Zukunftsthemen an historischer Stätte

BIV-Mitgliederversammlung in Rostock

Einen ganz außergewöhnlichen Tagungsort hatte der BIV (Bundesinnungsverband des Deutschen Kälteanlagenbauerhandwerks) für seine jährliche Mitgliederversammlung am 23. März 2017 gewählt. Die Tagung fand im Schiffbaumuseum Rostock statt, und zwar an Bord des Museumsschiffs „Dresden“. Dort sind auch u.a. auch historische, maritime Kälteanlagen zu sehen. Die Themen der Versammlung richteten sich aber in die Zukunft.

Umzug nach Bonn endgültig beschlossen

Die Zusammenarbeit des BIV (www.biv-kaelte.de) mit dem VDKF (Verband Deutscher Kälte-Klima-Fachbetriebe, www.vdkf.de) war ein beherrschendes Thema der Mitgliederversammlung in Rostock.
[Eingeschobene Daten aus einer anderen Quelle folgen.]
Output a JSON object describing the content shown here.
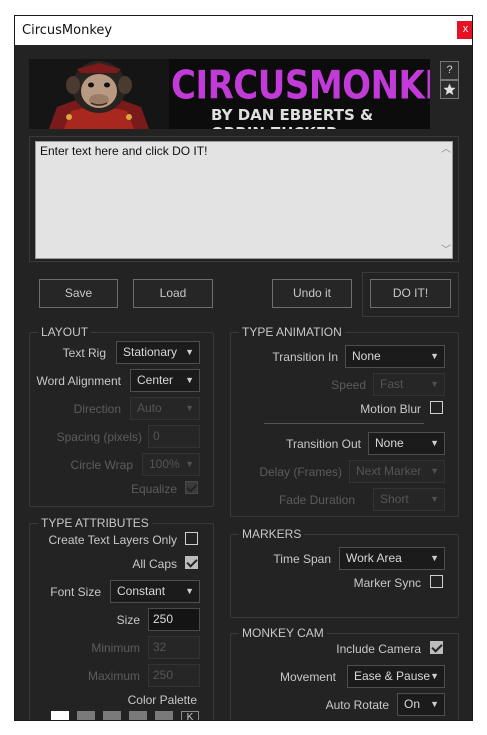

Konkreter Anlass hierfür ist der anstehende Umzug des BIV von Siegburg in die Geschäftsräume des VDKF (das Josef-Biber-Haus) nach Bonn. Bereits auf der BIV-Obermeistertagung im Oktober 2016 hatte man sich für den Umzug ausgesprochen, der offizielle Beschluss der Delegierten fehlte aber noch und musste in Rostock nachgeholt werden. Der Umzug wurde dann auch mit nur einer Gegenstimme abgesegnet. In den Pausengesprächen war allerdings auch von einigen Delegierten ein gewisser Unmut zu hören, dass der BIV-Vorstand bereits ohne offiziellen Beschluss Nägel mit Köpfen gemacht und den Mietvertrag in Siegburg gekündigt hatte. Die, die sich nun auf den Schlips getreten fühlen, weil nicht der offizielle Dienstweg eingehalten wurde und sie nicht persönlich gefragt wurden, sollten noch einmal den Nachbericht zur BIV-Mitgliederversammlung in KKA 03/2016 lesen (siehe Archiv auf www.kka-online.info). Die Fronten schienen damals so verhärtet zu sein, dass man sich ein Jahr später verwundert die Augen reibt, wie harmonisch der Umgang miteinander geworden ist. Persönliche Befindlichkeiten und das aus der Vergangenheit oft zu hörende, von Kettenrasseln begleitete „Wir-und-die-da“-Gehabe muss einfach aufhören, wenn man eine schlagkräftige Lobbyarbeit für die Kältebranche haben möchte. Erste gemeinsame Projekte (siehe auch Bericht zur VDKF-Mitgliederversammlung in dieser Ausgabe) wurden schon angestoßen und Bundesinnungsmeister Heribert Baumeister versprach in Rostock, dass er bei der nächsten Versammlung weitere Erfolge vermelden werde.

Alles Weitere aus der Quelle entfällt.